Shares of American Outdoor Brands (SWBI 0.77%) tumbled more than 15% on Friday morning after the firearm manufacturer lowered its outlook for the current quarter and the full fiscal year. Soft demand continues to weigh on the stock, but it is the trade war and tariffs that are really delivering the body blow to this small-cap stock.

So what

After markets closed Thursday, American Outdoor Brands said it expects fiscal second-quarter non-GAAP (adjusted) earnings of $0.03 to $0.07 per share, well below the $0.20-per-share consensus estimate. For the full year the company now expects to make between $0.70 and $0.78 per share, below the $0.82 consensus.

A handgun with a lock and chain surrounding it.

China is the big unexpected headwind American Outdoor Brands is fighting, but gun control efforts continue to hang over the stock as well. Image source: Getty Images.

The company, manufacturer of Smith & Wesson brand firearms, earned $0.03 per share in its fiscal first quarter, a penny shy of estimates. Gross margin of 38.7% was below the 40% estimate due to increased promotions and marketing activities to make up for tepid demand. It's been a difficult climate for gun manufacturers as retailers, in the wake of some high-profile shootings, are increasingly feeling pressure to limit sales.

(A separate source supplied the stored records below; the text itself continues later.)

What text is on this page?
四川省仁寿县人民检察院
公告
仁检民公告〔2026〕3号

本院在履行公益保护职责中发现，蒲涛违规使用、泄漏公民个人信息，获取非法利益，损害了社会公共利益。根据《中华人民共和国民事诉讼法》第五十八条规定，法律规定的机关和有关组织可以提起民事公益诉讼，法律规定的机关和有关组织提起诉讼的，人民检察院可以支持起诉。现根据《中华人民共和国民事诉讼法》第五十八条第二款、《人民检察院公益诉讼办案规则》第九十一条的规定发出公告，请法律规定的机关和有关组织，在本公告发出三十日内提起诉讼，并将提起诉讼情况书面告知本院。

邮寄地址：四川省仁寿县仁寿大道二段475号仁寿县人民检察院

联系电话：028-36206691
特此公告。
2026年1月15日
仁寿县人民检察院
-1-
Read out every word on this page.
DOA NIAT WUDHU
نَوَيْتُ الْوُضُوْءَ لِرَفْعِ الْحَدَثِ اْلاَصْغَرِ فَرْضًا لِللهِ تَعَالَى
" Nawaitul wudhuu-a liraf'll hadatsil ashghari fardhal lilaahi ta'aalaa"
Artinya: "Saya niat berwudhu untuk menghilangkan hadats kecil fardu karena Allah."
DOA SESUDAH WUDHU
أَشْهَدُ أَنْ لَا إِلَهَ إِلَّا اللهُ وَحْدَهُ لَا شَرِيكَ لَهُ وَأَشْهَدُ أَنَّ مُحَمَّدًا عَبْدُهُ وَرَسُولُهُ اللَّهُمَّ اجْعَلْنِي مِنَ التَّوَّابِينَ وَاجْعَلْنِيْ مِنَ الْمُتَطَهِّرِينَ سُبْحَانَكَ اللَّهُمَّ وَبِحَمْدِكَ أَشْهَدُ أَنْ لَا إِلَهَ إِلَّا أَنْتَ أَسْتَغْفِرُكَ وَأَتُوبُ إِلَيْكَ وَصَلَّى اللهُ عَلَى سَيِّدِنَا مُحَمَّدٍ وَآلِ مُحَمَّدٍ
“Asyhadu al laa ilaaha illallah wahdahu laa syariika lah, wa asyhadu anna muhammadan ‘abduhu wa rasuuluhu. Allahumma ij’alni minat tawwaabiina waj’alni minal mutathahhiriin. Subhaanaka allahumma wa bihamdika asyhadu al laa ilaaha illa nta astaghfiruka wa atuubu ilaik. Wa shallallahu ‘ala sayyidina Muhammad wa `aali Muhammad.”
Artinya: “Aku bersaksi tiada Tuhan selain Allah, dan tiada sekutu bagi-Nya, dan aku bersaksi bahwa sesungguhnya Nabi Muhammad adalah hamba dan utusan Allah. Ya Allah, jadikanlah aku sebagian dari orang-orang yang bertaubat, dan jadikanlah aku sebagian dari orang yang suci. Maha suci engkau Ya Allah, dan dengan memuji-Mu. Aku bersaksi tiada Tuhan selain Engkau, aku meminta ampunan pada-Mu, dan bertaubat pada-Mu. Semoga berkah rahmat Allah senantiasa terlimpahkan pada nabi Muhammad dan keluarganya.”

The bigger concern for now is China, with American Outdoor Brands warning it expects a headwind of $5 million, or $0.06 per share, in the second half of its fiscal year due to tariffs and trade disruptions. CEO P. James Debney on a call with investors said the company has done what it can to mitigate the impact of tariffs, but that there is only so much that can be done quickly.

"Our supply chain in China is relatively sophisticated compared to those available in other low-cost countries, so rapid change is difficult," Debney said. "In addition, to bring in an entirely new manufacturer online takes time, and the duration of the tariff is still very unclear."

Now what

Following Friday's sell-off, shares of American Outdoor Brands are down nearly 50% for the year and are trading at a multiyear low. The company is ramping up a new Missouri distribution facility that should help streamline operations and eventually help offset some of the tariff costs, but it could be fiscal 2021 before the impact of the new facility is really felt.

American Outdoor shares are certainly cheap relative to recent history, but given the lack of clarity on issues outside the company's control, including trade wars and firearm demand, there is no sure reason for them to climb any time soon.